- In the early 20th century, Band-tailed Pigeons were nearly exterminated in the U.S. due to overhunting. Under protection, however, this species avoided the same fate as its extinct cousin the Passenger Pigeon and has since recovered.
- The male's courtship display consists of a slow glide in a flat circle with tail spread, usually performed from a tall tree.
- In addition to its soft, low-pitched "coo" notes, this pigeon gives an improbable nasal, grating call "raaaaaan."
Bird of the Month
Band-tailed Pigeon (Patagioenas fasciata)
Photo © Tom Clifton
Unlike the ubiquitous Rock Pigeon of urban settings, Band-tailed Pigeons are native inhabitants here on the Central Coast. Flocks of these birds often visit backyard bird feeding stations, their percussive wing-flapping being a clue to their presence. Feathered in shades of purple and dark gray, adults of the species sport an iridescent green nape below a white half-collar as well as yellow feet and bill. (Juveniles are more brownish overall and lack the nape markings.) No need to search long for the feature lending the bird its name: a pale gray band across the lower half of the tail.

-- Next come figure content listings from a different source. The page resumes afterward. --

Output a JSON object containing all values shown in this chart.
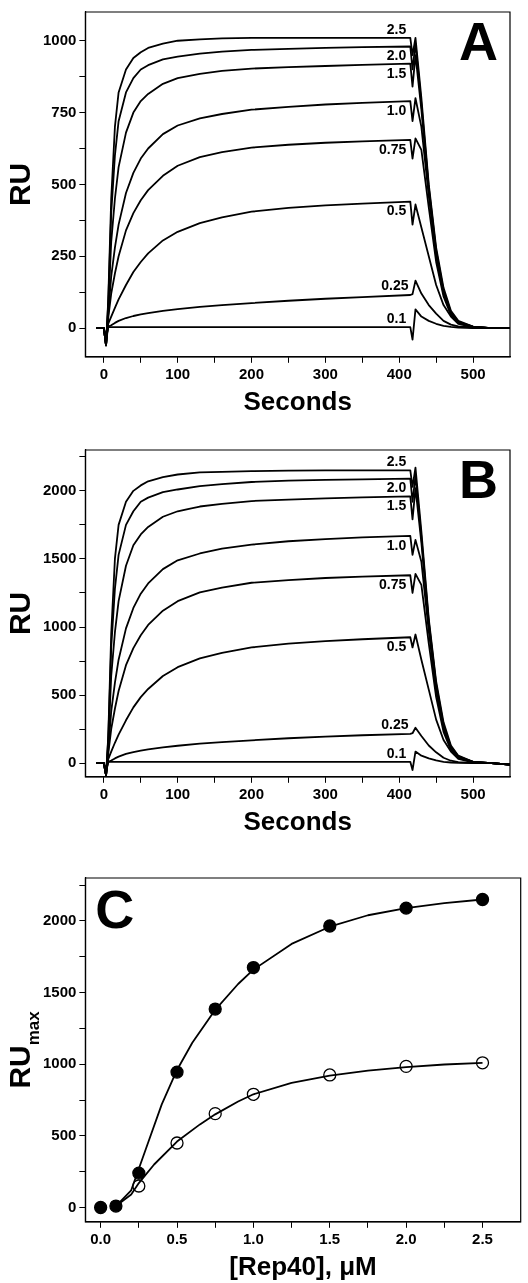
{
  "chart_data": [
    {
      "type": "line",
      "title": "A",
      "xlabel": "Seconds",
      "ylabel": "RU",
      "legend": false,
      "grid": false,
      "marker": "none",
      "line_style": "solid",
      "xlim": [
        -25,
        550
      ],
      "ylim": [
        -100,
        1100
      ],
      "xticks": [
        0,
        100,
        200,
        300,
        400,
        500,
        {
          "value": 50,
          "label": null
        },
        {
          "value": 150,
          "label": null
        },
        {
          "value": 250,
          "label": null
        },
        {
          "value": 350,
          "label": null
        },
        {
          "value": 450,
          "label": null
        }
      ],
      "yticks": [
        0,
        250,
        500,
        750,
        1000,
        {
          "value": 125,
          "label": null
        },
        {
          "value": 375,
          "label": null
        },
        {
          "value": 625,
          "label": null
        },
        {
          "value": 875,
          "label": null
        }
      ],
      "x": [
        -10,
        0,
        3,
        6,
        10,
        15,
        20,
        30,
        40,
        50,
        60,
        80,
        100,
        130,
        160,
        200,
        250,
        300,
        350,
        415,
        418,
        422,
        430,
        440,
        450,
        460,
        470,
        480,
        500,
        525,
        550
      ],
      "series": [
        {
          "name": "2.5",
          "color": "#000000",
          "values": [
            0,
            0,
            -60,
            100,
            450,
            700,
            820,
            900,
            940,
            960,
            975,
            990,
            1000,
            1005,
            1008,
            1010,
            1010,
            1010,
            1010,
            1010,
            950,
            1010,
            800,
            500,
            280,
            140,
            60,
            25,
            5,
            0,
            0
          ]
        },
        {
          "name": "2.0",
          "color": "#000000",
          "values": [
            0,
            0,
            -60,
            90,
            400,
            600,
            720,
            820,
            870,
            900,
            915,
            935,
            945,
            955,
            962,
            968,
            972,
            975,
            978,
            980,
            900,
            990,
            780,
            490,
            270,
            130,
            55,
            22,
            5,
            0,
            0
          ]
        },
        {
          "name": "1.5",
          "color": "#000000",
          "values": [
            0,
            0,
            -60,
            70,
            300,
            450,
            560,
            680,
            750,
            790,
            815,
            850,
            870,
            885,
            895,
            903,
            908,
            912,
            916,
            920,
            840,
            950,
            760,
            480,
            260,
            125,
            50,
            20,
            4,
            0,
            0
          ]
        },
        {
          "name": "1.0",
          "color": "#000000",
          "values": [
            0,
            0,
            -60,
            50,
            180,
            280,
            360,
            470,
            540,
            590,
            625,
            675,
            705,
            730,
            745,
            760,
            770,
            778,
            784,
            790,
            720,
            800,
            700,
            460,
            250,
            120,
            50,
            20,
            4,
            0,
            0
          ]
        },
        {
          "name": "0.75",
          "color": "#000000",
          "values": [
            0,
            0,
            -60,
            35,
            120,
            190,
            250,
            340,
            400,
            445,
            480,
            530,
            565,
            595,
            612,
            628,
            638,
            645,
            650,
            655,
            590,
            660,
            620,
            420,
            230,
            110,
            45,
            18,
            3,
            0,
            0
          ]
        },
        {
          "name": "0.5",
          "color": "#000000",
          "values": [
            0,
            0,
            -60,
            15,
            40,
            70,
            100,
            150,
            195,
            230,
            260,
            305,
            335,
            365,
            385,
            405,
            418,
            427,
            433,
            440,
            360,
            430,
            350,
            250,
            150,
            80,
            40,
            15,
            3,
            0,
            0
          ]
        },
        {
          "name": "0.25",
          "color": "#000000",
          "values": [
            0,
            0,
            -40,
            5,
            10,
            18,
            25,
            35,
            42,
            48,
            52,
            60,
            66,
            74,
            80,
            87,
            95,
            102,
            108,
            115,
            118,
            165,
            120,
            80,
            50,
            25,
            12,
            6,
            2,
            0,
            0
          ]
        },
        {
          "name": "0.1",
          "color": "#000000",
          "values": [
            0,
            0,
            -30,
            3,
            3,
            3,
            3,
            3,
            3,
            3,
            3,
            3,
            3,
            3,
            3,
            3,
            3,
            3,
            3,
            3,
            -40,
            65,
            40,
            25,
            15,
            8,
            4,
            2,
            0,
            0,
            0
          ]
        }
      ]
    },
    {
      "type": "line",
      "title": "B",
      "xlabel": "Seconds",
      "ylabel": "RU",
      "legend": false,
      "grid": false,
      "marker": "none",
      "line_style": "solid",
      "xlim": [
        -25,
        550
      ],
      "ylim": [
        -100,
        2300
      ],
      "xticks": [
        0,
        100,
        200,
        300,
        400,
        500,
        {
          "value": 50,
          "label": null
        },
        {
          "value": 150,
          "label": null
        },
        {
          "value": 250,
          "label": null
        },
        {
          "value": 350,
          "label": null
        },
        {
          "value": 450,
          "label": null
        }
      ],
      "yticks": [
        0,
        500,
        1000,
        1500,
        2000,
        {
          "value": 250,
          "label": null
        },
        {
          "value": 750,
          "label": null
        },
        {
          "value": 1250,
          "label": null
        },
        {
          "value": 1750,
          "label": null
        },
        {
          "value": 2250,
          "label": null
        }
      ],
      "x": [
        -10,
        0,
        3,
        6,
        10,
        15,
        20,
        30,
        40,
        50,
        60,
        80,
        100,
        130,
        160,
        200,
        250,
        300,
        350,
        415,
        418,
        422,
        430,
        440,
        450,
        460,
        470,
        480,
        500,
        525,
        550
      ],
      "series": [
        {
          "name": "2.5",
          "color": "#000000",
          "values": [
            0,
            0,
            -90,
            200,
            950,
            1500,
            1750,
            1920,
            2000,
            2040,
            2070,
            2100,
            2120,
            2135,
            2140,
            2145,
            2148,
            2150,
            2150,
            2150,
            2030,
            2170,
            1700,
            1060,
            600,
            300,
            130,
            55,
            10,
            0,
            -10
          ]
        },
        {
          "name": "2.0",
          "color": "#000000",
          "values": [
            0,
            0,
            -90,
            180,
            850,
            1280,
            1530,
            1750,
            1850,
            1920,
            1950,
            1990,
            2010,
            2035,
            2050,
            2065,
            2075,
            2080,
            2085,
            2090,
            1920,
            2110,
            1660,
            1040,
            580,
            280,
            120,
            50,
            10,
            0,
            -10
          ]
        },
        {
          "name": "1.5",
          "color": "#000000",
          "values": [
            0,
            0,
            -90,
            140,
            640,
            960,
            1190,
            1450,
            1600,
            1680,
            1735,
            1810,
            1850,
            1885,
            1905,
            1925,
            1935,
            1945,
            1952,
            1960,
            1790,
            2020,
            1620,
            1020,
            560,
            270,
            110,
            45,
            10,
            0,
            -10
          ]
        },
        {
          "name": "1.0",
          "color": "#000000",
          "values": [
            0,
            0,
            -90,
            100,
            380,
            590,
            760,
            990,
            1140,
            1245,
            1320,
            1425,
            1490,
            1540,
            1575,
            1605,
            1630,
            1645,
            1658,
            1670,
            1530,
            1640,
            1480,
            970,
            530,
            255,
            105,
            42,
            9,
            0,
            -10
          ]
        },
        {
          "name": "0.75",
          "color": "#000000",
          "values": [
            0,
            0,
            -90,
            70,
            250,
            400,
            530,
            720,
            845,
            940,
            1015,
            1120,
            1190,
            1255,
            1290,
            1325,
            1345,
            1360,
            1370,
            1380,
            1250,
            1390,
            1310,
            880,
            485,
            230,
            95,
            38,
            8,
            0,
            -10
          ]
        },
        {
          "name": "0.5",
          "color": "#000000",
          "values": [
            0,
            0,
            -90,
            30,
            85,
            150,
            210,
            315,
            410,
            485,
            545,
            640,
            705,
            770,
            810,
            850,
            878,
            897,
            910,
            925,
            850,
            945,
            760,
            540,
            320,
            170,
            85,
            32,
            6,
            0,
            -10
          ]
        },
        {
          "name": "0.25",
          "color": "#000000",
          "values": [
            0,
            0,
            -60,
            10,
            20,
            35,
            48,
            68,
            82,
            93,
            101,
            116,
            128,
            143,
            155,
            168,
            183,
            195,
            205,
            215,
            220,
            260,
            200,
            130,
            80,
            40,
            18,
            8,
            2,
            0,
            -10
          ]
        },
        {
          "name": "0.1",
          "color": "#000000",
          "values": [
            0,
            0,
            -50,
            10,
            10,
            10,
            10,
            10,
            10,
            10,
            10,
            10,
            10,
            10,
            10,
            10,
            10,
            10,
            10,
            10,
            -50,
            85,
            55,
            35,
            20,
            10,
            5,
            2,
            0,
            0,
            -10
          ]
        }
      ]
    },
    {
      "type": "scatter",
      "title": "C",
      "xlabel": "[Rep40], μM",
      "ylabel": "RU$_{max}$",
      "legend": false,
      "grid": false,
      "marker": "circle",
      "xlim": [
        -0.1,
        2.75
      ],
      "ylim": [
        -100,
        2300
      ],
      "xticks": [
        {
          "value": 0,
          "label": "0.0"
        },
        {
          "value": 0.5,
          "label": "0.5"
        },
        {
          "value": 1,
          "label": "1.0"
        },
        {
          "value": 1.5,
          "label": "1.5"
        },
        {
          "value": 2,
          "label": "2.0"
        },
        {
          "value": 2.5,
          "label": "2.5"
        },
        {
          "value": 0.25,
          "label": null
        },
        {
          "value": 0.75,
          "label": null
        },
        {
          "value": 1.25,
          "label": null
        },
        {
          "value": 1.75,
          "label": null
        },
        {
          "value": 2.25,
          "label": null
        }
      ],
      "yticks": [
        0,
        500,
        1000,
        1500,
        2000,
        {
          "value": 250,
          "label": null
        },
        {
          "value": 750,
          "label": null
        },
        {
          "value": 1250,
          "label": null
        },
        {
          "value": 1750,
          "label": null
        },
        {
          "value": 2250,
          "label": null
        }
      ],
      "series": [
        {
          "type": "line",
          "color": "#000000",
          "marker": "none",
          "x": [
            0.1,
            0.2,
            0.3,
            0.4,
            0.5,
            0.6,
            0.75,
            0.9,
            1.0,
            1.25,
            1.5,
            1.75,
            2.0,
            2.25,
            2.5
          ],
          "values": [
            10,
            120,
            420,
            720,
            960,
            1150,
            1380,
            1560,
            1660,
            1840,
            1960,
            2040,
            2090,
            2125,
            2150
          ]
        },
        {
          "type": "line",
          "color": "#000000",
          "marker": "none",
          "x": [
            0.1,
            0.2,
            0.25,
            0.35,
            0.5,
            0.65,
            0.75,
            0.9,
            1.0,
            1.25,
            1.5,
            1.75,
            2.0,
            2.25,
            2.5
          ],
          "values": [
            10,
            90,
            170,
            300,
            460,
            580,
            650,
            740,
            790,
            870,
            920,
            955,
            980,
            998,
            1010
          ]
        },
        {
          "color": "#ffffff",
          "x": [
            0.25,
            0.5,
            0.75,
            1.0,
            1.5,
            2.0,
            2.5
          ],
          "values": [
            150,
            450,
            655,
            790,
            925,
            985,
            1010
          ]
        },
        {
          "color": "#000000",
          "x": [
            0,
            0.1,
            0.25,
            0.5,
            0.75,
            1.0,
            1.5,
            2.0,
            2.5
          ],
          "values": [
            0,
            10,
            240,
            945,
            1385,
            1675,
            1965,
            2090,
            2150
          ]
        }
      ]
    }
  ]
}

Band-tailed Pigeons are common but irregular year-round visitors in Monterey County, responding to fluctuations in acorn and madrone berry crops. They breed most often in mixed oak-conifer woodlands at higher elevations in the Santa Lucia Mountains, but also down to sea level in forested coastal canyons and sometimes on the Monterey Peninsula. During spring and fall migration, flocks may appear anywhere in variable numbers. Nesting begins very early, in December to January, with some even noted in November!